What if our recognition of a soul is the result of the electromagnetic fields of each person being attracted to each other? This attraction then goes on to signal the brain-gut connection to produce the chemicals that we recognise as the emotion of love. But the first cause isn’t the brain, or the gut, but something more profound – it is the soul’s vibrational pattern recognising another pattern that has the force of attraction. There are varying degrees of this merging of patterns but soul mates could have a deep and coherent pattern that merges to produce emotions that are beyond rational explanation at this point.
Our soul’s journey to enlightenment involves taking risk. It involves the heart knowing that all is love. It involves recognising that it is not with the brain that we connect with someone but through our heart. This also applies to places and situations. Energetic fields, what we might call electromagnetic fields or vibrational patterns, are recognised by our soul first (i.e. our heart center) which then signals the brain-gut connection. So we have arrived back to a point where shamans, asked where they think, point to the heart.
Unfortunately for us, we have grown up in an era where this type of thinking has been lost. We are brain orientated from a very early age. Our first instincts being parents or babies is to hug and kiss the newborn or cuddle to the parent. This is the heart connection. We don’t kiss our newborn baby because we ‘think’ we should, we just do! It is a raw heart emotion, unfettered by thoughts of the brain-ego. As the child grows, this wanes and the child is taught to obey social structures, follow commands, to think before they jump – in essence, to operate on a brain level.
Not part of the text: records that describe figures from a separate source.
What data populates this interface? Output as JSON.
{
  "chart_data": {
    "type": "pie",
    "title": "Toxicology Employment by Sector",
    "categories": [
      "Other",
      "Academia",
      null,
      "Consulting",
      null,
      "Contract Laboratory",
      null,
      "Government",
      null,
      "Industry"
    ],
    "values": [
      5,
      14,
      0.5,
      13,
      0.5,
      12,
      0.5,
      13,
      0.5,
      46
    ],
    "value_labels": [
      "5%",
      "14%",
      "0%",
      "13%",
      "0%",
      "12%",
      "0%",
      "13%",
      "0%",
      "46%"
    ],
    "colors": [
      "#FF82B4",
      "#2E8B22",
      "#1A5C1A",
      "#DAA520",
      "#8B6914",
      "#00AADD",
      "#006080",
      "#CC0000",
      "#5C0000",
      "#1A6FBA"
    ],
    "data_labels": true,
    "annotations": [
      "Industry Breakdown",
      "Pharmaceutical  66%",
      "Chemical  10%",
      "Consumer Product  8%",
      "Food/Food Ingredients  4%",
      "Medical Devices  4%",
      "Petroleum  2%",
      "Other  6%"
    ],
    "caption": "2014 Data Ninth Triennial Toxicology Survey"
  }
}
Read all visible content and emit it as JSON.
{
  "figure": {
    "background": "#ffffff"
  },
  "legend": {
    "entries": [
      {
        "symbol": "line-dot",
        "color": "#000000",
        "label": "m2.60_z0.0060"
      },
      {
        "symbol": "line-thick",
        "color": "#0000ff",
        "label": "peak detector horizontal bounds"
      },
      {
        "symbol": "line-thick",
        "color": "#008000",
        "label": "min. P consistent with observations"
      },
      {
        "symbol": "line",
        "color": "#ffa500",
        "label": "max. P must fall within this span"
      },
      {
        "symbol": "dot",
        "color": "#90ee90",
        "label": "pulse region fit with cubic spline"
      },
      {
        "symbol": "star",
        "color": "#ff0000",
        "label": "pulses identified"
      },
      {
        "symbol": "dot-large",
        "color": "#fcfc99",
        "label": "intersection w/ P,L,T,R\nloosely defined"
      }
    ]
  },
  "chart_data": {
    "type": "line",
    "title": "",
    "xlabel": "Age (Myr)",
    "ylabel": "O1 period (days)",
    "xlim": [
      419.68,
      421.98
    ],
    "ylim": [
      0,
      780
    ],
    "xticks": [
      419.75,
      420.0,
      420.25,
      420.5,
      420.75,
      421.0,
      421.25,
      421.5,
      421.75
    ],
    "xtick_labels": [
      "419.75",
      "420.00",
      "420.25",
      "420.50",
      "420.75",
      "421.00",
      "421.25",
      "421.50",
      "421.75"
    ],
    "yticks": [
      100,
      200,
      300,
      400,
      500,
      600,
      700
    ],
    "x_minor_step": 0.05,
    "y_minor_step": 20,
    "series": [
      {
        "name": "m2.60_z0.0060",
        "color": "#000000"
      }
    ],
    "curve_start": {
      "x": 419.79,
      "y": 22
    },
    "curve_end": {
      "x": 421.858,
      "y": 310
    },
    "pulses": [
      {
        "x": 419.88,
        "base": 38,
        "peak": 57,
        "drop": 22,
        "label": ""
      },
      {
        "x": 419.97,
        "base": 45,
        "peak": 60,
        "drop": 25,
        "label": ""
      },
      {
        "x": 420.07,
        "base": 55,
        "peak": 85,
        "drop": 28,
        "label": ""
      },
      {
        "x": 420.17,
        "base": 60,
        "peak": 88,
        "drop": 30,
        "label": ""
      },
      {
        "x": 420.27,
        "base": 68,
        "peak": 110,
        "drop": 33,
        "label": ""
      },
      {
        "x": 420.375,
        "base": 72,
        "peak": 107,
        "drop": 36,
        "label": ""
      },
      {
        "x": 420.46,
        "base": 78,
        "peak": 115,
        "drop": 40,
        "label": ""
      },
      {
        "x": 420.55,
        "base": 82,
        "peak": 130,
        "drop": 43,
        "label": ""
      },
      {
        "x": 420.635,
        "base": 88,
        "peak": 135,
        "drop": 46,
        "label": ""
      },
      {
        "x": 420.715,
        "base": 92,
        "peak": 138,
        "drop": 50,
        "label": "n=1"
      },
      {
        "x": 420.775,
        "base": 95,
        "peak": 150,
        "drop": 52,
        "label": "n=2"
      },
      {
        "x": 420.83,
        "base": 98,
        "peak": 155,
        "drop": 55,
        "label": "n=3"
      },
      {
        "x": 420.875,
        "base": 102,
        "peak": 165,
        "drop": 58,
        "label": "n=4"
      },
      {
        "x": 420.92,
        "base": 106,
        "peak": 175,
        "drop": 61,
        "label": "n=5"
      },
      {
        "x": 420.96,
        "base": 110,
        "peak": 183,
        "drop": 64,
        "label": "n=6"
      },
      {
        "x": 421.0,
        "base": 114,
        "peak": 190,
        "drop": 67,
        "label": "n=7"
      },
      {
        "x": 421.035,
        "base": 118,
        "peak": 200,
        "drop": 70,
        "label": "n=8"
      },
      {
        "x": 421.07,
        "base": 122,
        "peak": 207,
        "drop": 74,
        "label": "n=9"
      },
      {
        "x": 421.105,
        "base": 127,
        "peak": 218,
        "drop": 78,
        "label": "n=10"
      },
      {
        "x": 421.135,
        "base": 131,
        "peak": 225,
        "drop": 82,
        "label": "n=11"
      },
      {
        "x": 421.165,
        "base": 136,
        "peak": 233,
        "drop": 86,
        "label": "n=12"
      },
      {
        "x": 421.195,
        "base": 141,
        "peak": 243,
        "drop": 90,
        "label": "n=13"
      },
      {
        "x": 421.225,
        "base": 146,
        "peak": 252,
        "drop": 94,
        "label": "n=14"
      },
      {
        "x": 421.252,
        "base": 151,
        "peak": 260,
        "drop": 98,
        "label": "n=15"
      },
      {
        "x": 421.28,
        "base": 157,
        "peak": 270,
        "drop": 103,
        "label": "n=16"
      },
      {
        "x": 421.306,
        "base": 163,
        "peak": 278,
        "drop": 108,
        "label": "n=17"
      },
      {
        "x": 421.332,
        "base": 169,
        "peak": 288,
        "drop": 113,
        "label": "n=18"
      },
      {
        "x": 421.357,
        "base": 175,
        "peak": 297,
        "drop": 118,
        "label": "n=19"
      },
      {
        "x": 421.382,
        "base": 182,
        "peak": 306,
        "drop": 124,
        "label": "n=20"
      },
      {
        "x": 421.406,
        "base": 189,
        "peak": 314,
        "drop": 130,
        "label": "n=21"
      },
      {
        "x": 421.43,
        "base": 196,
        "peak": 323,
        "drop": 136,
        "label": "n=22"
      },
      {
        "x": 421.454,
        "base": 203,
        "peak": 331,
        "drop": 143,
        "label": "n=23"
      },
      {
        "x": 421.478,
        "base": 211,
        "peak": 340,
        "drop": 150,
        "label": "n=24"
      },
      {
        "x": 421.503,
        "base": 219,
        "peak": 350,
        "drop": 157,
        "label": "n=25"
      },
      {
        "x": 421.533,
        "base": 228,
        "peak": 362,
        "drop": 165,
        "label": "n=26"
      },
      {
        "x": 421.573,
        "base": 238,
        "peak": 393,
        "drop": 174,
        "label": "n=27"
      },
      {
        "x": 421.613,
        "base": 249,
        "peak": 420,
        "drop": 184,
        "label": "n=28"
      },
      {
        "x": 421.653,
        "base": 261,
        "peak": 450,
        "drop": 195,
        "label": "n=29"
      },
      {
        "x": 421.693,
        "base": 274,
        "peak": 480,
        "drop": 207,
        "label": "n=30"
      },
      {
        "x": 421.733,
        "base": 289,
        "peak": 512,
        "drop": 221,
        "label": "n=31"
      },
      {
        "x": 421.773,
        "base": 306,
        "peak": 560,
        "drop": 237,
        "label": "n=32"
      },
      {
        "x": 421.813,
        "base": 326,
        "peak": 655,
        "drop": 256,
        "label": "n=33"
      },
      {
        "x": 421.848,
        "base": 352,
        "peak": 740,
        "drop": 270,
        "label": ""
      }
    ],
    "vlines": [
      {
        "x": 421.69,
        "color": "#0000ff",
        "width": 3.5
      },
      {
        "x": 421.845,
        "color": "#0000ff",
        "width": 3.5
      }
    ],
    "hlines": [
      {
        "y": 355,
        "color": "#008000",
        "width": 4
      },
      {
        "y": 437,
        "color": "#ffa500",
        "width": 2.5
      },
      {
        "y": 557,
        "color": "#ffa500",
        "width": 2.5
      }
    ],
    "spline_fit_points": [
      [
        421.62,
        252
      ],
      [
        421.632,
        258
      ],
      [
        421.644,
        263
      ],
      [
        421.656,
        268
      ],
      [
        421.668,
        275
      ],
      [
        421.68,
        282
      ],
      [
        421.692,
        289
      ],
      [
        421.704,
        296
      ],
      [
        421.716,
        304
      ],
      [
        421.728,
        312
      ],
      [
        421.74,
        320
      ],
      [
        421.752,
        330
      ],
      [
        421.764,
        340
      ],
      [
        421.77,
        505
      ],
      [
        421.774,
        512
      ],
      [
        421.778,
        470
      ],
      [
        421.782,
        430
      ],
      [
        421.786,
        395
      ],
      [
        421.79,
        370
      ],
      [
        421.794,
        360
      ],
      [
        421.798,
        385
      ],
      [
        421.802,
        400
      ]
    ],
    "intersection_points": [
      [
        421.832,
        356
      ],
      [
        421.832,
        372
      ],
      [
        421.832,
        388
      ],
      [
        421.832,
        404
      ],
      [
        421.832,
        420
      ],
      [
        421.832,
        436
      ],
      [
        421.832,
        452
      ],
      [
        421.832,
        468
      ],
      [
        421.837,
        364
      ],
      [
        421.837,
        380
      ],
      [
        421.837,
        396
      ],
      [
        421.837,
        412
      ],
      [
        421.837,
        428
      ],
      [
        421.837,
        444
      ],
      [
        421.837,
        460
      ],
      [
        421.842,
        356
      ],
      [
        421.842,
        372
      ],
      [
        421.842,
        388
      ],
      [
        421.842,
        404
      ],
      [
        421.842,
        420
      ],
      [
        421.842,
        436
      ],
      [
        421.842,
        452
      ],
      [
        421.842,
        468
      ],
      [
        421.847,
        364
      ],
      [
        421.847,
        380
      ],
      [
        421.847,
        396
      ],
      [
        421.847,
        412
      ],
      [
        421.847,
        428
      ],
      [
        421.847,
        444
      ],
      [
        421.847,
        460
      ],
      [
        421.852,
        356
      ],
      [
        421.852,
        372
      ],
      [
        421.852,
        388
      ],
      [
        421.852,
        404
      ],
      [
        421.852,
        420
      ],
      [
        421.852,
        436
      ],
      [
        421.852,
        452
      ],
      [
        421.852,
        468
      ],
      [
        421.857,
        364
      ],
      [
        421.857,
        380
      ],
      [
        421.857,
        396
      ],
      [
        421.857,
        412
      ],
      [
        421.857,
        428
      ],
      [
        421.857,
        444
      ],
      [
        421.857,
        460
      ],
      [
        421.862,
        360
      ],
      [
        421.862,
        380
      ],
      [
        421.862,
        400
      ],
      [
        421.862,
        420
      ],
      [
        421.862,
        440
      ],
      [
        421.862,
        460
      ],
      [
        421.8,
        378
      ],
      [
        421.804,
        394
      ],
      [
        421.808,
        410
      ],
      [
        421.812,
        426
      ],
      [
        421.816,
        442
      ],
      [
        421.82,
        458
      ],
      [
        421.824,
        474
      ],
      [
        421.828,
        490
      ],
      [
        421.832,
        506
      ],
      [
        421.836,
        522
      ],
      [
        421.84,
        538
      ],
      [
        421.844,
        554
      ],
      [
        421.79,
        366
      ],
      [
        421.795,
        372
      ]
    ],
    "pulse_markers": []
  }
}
How many of us teach our kids to sit quietly and listen to their inner voice, their inner dream – this is the teaching of the third eye to interpret what the soul and our meaning is.
Imagine a world where we all followed our heart connection rather than the risk averse brain. Would we be in our current job? Our relationship? Would we be settling instead of reaching for lofty dreams? Perhaps this is what Steve Jobs meant when he asked himself every morning, “If I knew I was going to die today, would I still do what I am about to do?” This is akin to asking ourselves to listen to our heart, to our soul, to allow our deepest selves recognise that which we are in alignment with while shedding all the shallow, ego centered commands of the brain.